Humpback mother and calf fend off orca attack in wild video captured off Nanaimo

Vancouver Island Whale Watch
Watch A wild, and what could be first of its kind battle in the waters off Nanaimo, has whale watchers buzzing. Skye Ryan has more.

A Vancouver Island Whale Watch crew set out on a search Monday, worried for a humpback mother and her calf that they last saw Saturday off Nanaimo’s Neck Point.

“Hopefully we will see the calf alive as well. But for now, a lot of speculation about it,” said Vancouver Island Whale Watch’s Rodrigo Menezes.

The two humpbacks haven’t been seen since a wild video was recorded by sailor Darcy Irwin on Saturday night. According to witnesses, three pods of transient orcas, the T100, T123s and T46Bs former a bigger group of 13 whales and moved in on the humpback mom and her calf around dinner time.
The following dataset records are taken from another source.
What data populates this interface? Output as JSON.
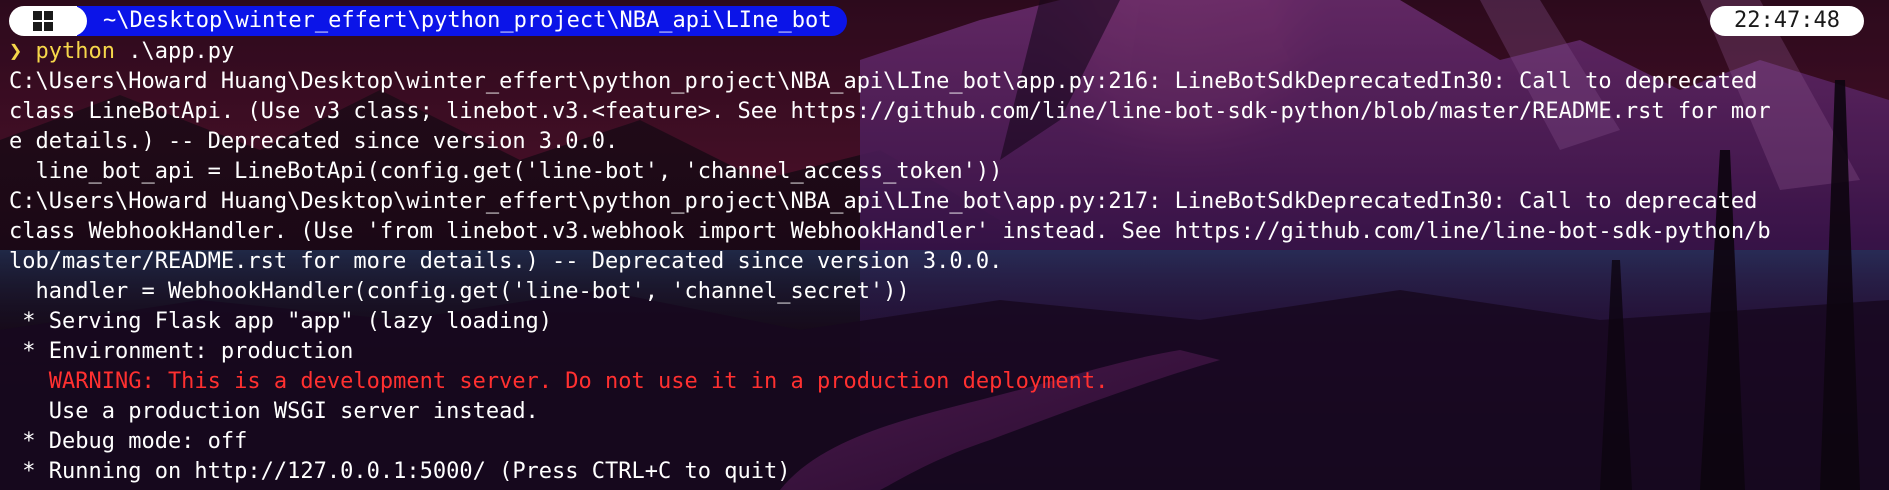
{
  "prompt": {
    "path": "~\\Desktop\\winter_effert\\python_project\\NBA_api\\LIne_bot",
    "time": "22:47:48"
  },
  "command": {
    "chevron": "❯",
    "program": "python",
    "argument": ".\\app.py"
  },
  "output": [
    {
      "text": "C:\\Users\\Howard Huang\\Desktop\\winter_effert\\python_project\\NBA_api\\LIne_bot\\app.py:216: LineBotSdkDeprecatedIn30: Call to deprecated",
      "type": "normal"
    },
    {
      "text": "class LineBotApi. (Use v3 class; linebot.v3.<feature>. See https://github.com/line/line-bot-sdk-python/blob/master/README.rst for mor",
      "type": "normal"
    },
    {
      "text": "e details.) -- Deprecated since version 3.0.0.",
      "type": "normal"
    },
    {
      "text": "  line_bot_api = LineBotApi(config.get('line-bot', 'channel_access_token'))",
      "type": "normal"
    },
    {
      "text": "C:\\Users\\Howard Huang\\Desktop\\winter_effert\\python_project\\NBA_api\\LIne_bot\\app.py:217: LineBotSdkDeprecatedIn30: Call to deprecated",
      "type": "normal"
    },
    {
      "text": "class WebhookHandler. (Use 'from linebot.v3.webhook import WebhookHandler' instead. See https://github.com/line/line-bot-sdk-python/b",
      "type": "normal"
    },
    {
      "text": "lob/master/README.rst for more details.) -- Deprecated since version 3.0.0.",
      "type": "normal"
    },
    {
      "text": "  handler = WebhookHandler(config.get('line-bot', 'channel_secret'))",
      "type": "normal"
    },
    {
      "text": " * Serving Flask app \"app\" (lazy loading)",
      "type": "normal"
    },
    {
      "text": " * Environment: production",
      "type": "normal"
    },
    {
      "text": "   WARNING: This is a development server. Do not use it in a production deployment.",
      "type": "warning"
    },
    {
      "text": "   Use a production WSGI server instead.",
      "type": "normal"
    },
    {
      "text": " * Debug mode: off",
      "type": "normal"
    },
    {
      "text": " * Running on http://127.0.0.1:5000/ (Press CTRL+C to quit)",
      "type": "normal"
    }
  ],
  "colors": {
    "path_segment": "#0b14e8",
    "prompt_yellow": "#f6d74a",
    "warning_red": "#ff3030"
  },
  "icons": {
    "os": "windows-icon"
  }
}
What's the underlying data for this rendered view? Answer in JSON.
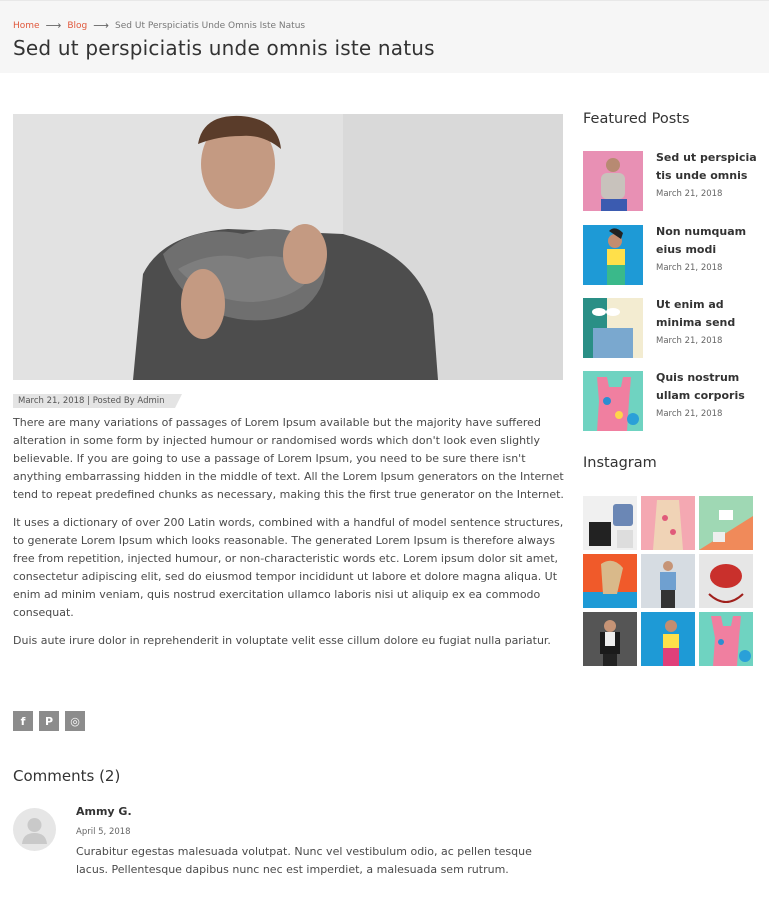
{
  "breadcrumb": {
    "home": "Home",
    "blog": "Blog",
    "current": "Sed Ut Perspiciatis Unde Omnis Iste Natus"
  },
  "page_title": "Sed ut perspiciatis unde omnis iste natus",
  "post_meta": "March 21, 2018 | Posted By Admin",
  "article": {
    "paragraphs": [
      "There are many variations of passages of Lorem Ipsum available but the majority have suffered alteration in some form by injected humour or randomised words which don't look even slightly believable. If you are going to use a passage of Lorem Ipsum, you need to be sure there isn't anything embarrassing hidden in the middle of text. All the Lorem Ipsum generators on the Internet tend to repeat predefined chunks as necessary, making this the first true generator on the Internet.",
      "It uses a dictionary of over 200 Latin words, combined with a handful of model sentence structures, to generate Lorem Ipsum which looks reasonable. The generated Lorem Ipsum is therefore always free from repetition, injected humour, or non-characteristic words etc. Lorem ipsum dolor sit amet, consectetur adipiscing elit, sed do eiusmod tempor incididunt ut labore et dolore magna aliqua. Ut enim ad minim veniam, quis nostrud exercitation ullamco laboris nisi ut aliquip ex ea commodo consequat.",
      "Duis aute irure dolor in reprehenderit in voluptate velit esse cillum dolore eu fugiat nulla pariatur."
    ]
  },
  "social": {
    "facebook": "f",
    "pinterest": "P",
    "instagram": "◎"
  },
  "comments": {
    "title": "Comments (2)",
    "items": [
      {
        "author": "Ammy G.",
        "date": "April 5, 2018",
        "text": "Curabitur egestas malesuada volutpat. Nunc vel vestibulum odio, ac pellen tesque lacus. Pellentesque dapibus nunc nec est imperdiet, a malesuada sem rutrum."
      }
    ]
  },
  "sidebar": {
    "featured_heading": "Featured Posts",
    "featured": [
      {
        "title": "Sed ut perspicia tis unde omnis",
        "date": "March 21, 2018"
      },
      {
        "title": "Non numquam eius modi",
        "date": "March 21, 2018"
      },
      {
        "title": "Ut enim ad minima send",
        "date": "March 21, 2018"
      },
      {
        "title": "Quis nostrum ullam corporis",
        "date": "March 21, 2018"
      }
    ],
    "instagram_heading": "Instagram"
  },
  "colors": {
    "accent": "#e0583c",
    "topbar_bg": "#f6f6f6",
    "social_bg": "#8c8c8c"
  }
}
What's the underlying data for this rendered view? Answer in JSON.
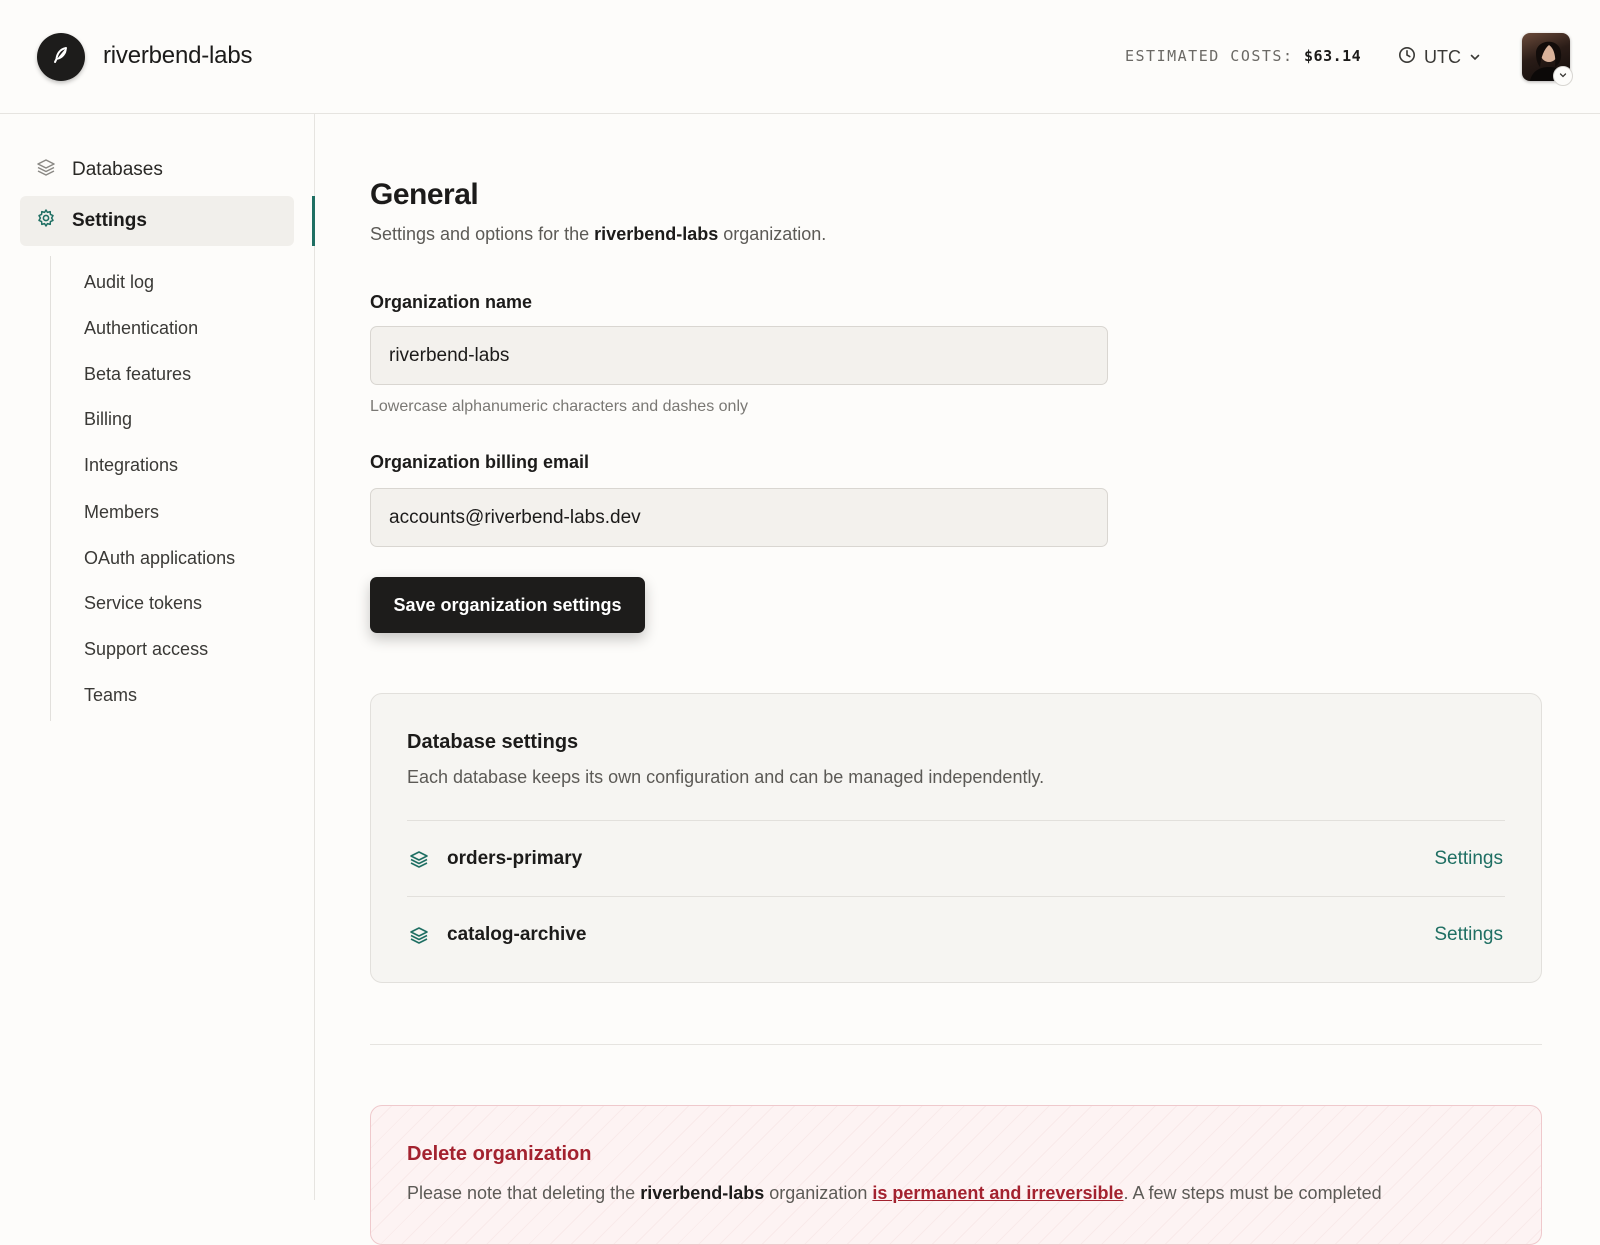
{
  "header": {
    "org_name": "riverbend-labs",
    "logo_icon": "feather-icon",
    "costs_label": "ESTIMATED COSTS:",
    "costs_value": "$63.14",
    "timezone": "UTC"
  },
  "sidebar": {
    "primary": [
      {
        "label": "Databases",
        "icon": "layers-icon",
        "active": false
      },
      {
        "label": "Settings",
        "icon": "gear-icon",
        "active": true
      }
    ],
    "sub_items": [
      "Audit log",
      "Authentication",
      "Beta features",
      "Billing",
      "Integrations",
      "Members",
      "OAuth applications",
      "Service tokens",
      "Support access",
      "Teams"
    ]
  },
  "main": {
    "title": "General",
    "subtitle_pre": "Settings and options for the",
    "subtitle_org": "riverbend-labs",
    "subtitle_post": "organization.",
    "org_name_label": "Organization name",
    "org_name_value": "riverbend-labs",
    "org_name_hint": "Lowercase alphanumeric characters and dashes only",
    "billing_email_label": "Organization billing email",
    "billing_email_value": "accounts@riverbend-labs.dev",
    "save_label": "Save organization settings"
  },
  "database_settings": {
    "title": "Database settings",
    "description": "Each database keeps its own configuration and can be managed independently.",
    "databases": [
      {
        "name": "orders-primary",
        "link": "Settings"
      },
      {
        "name": "catalog-archive",
        "link": "Settings"
      }
    ]
  },
  "danger_zone": {
    "title": "Delete organization",
    "text_pre": "Please note that deleting the",
    "text_org": "riverbend-labs",
    "text_mid": "organization",
    "text_warning": "is permanent and irreversible",
    "text_post": ". A few steps must be completed"
  },
  "colors": {
    "accent": "#1f6f63",
    "danger": "#a3222f",
    "primary_button": "#1d1c1b"
  }
}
The video shows bodies slamming against the water over an elapsed time of more than 30 minutes.

Sailors who told CHEK News they had been admiring the mom and calf just before the orcas moved in are overheard saying they think the orcas just killed the calf.

“When you get three pods and you have two very large males there, it does make it a possibility,” said Vancouver Island Whale Watch’s Rebeka Pirker.

“That video does suggest that there could have been a predation but we have no proof one way or another,” said Vancouver Island Whale Watch’s Cheyenne Brewster.

“So we’re hoping to find the whales that were spotted that night to find out one way or another.”

According to UBC professor and Director of the Institute for Oceans and Fisheries Andrew Trites, it would be a huge discovery if the orcas did kill the humpback.

“This is potentially the first documented case of humpbacks being attacked in the Salish Sea and so it is big news,” said Trites.

It would be the first in the Salish Sea in likely 100 years, according to Trites. Humpbacks have been slowly returning to the Salish Sea over the last 15 years, since being killed off by a whaling operation in Nanaimo in 1908.

Trites said the humpback mother would have defended her calf furiously though, and that’s not visible in the video, suggesting the orcas made their runs at it, but likely didn’t get the baby.

“Perhaps they were just testing the waters and saw an opportunity,” said Trites.

It’s a win for the humpbacks, who are likely now bearing the scars of the attack, and that whale watchers were still looking for late Monday.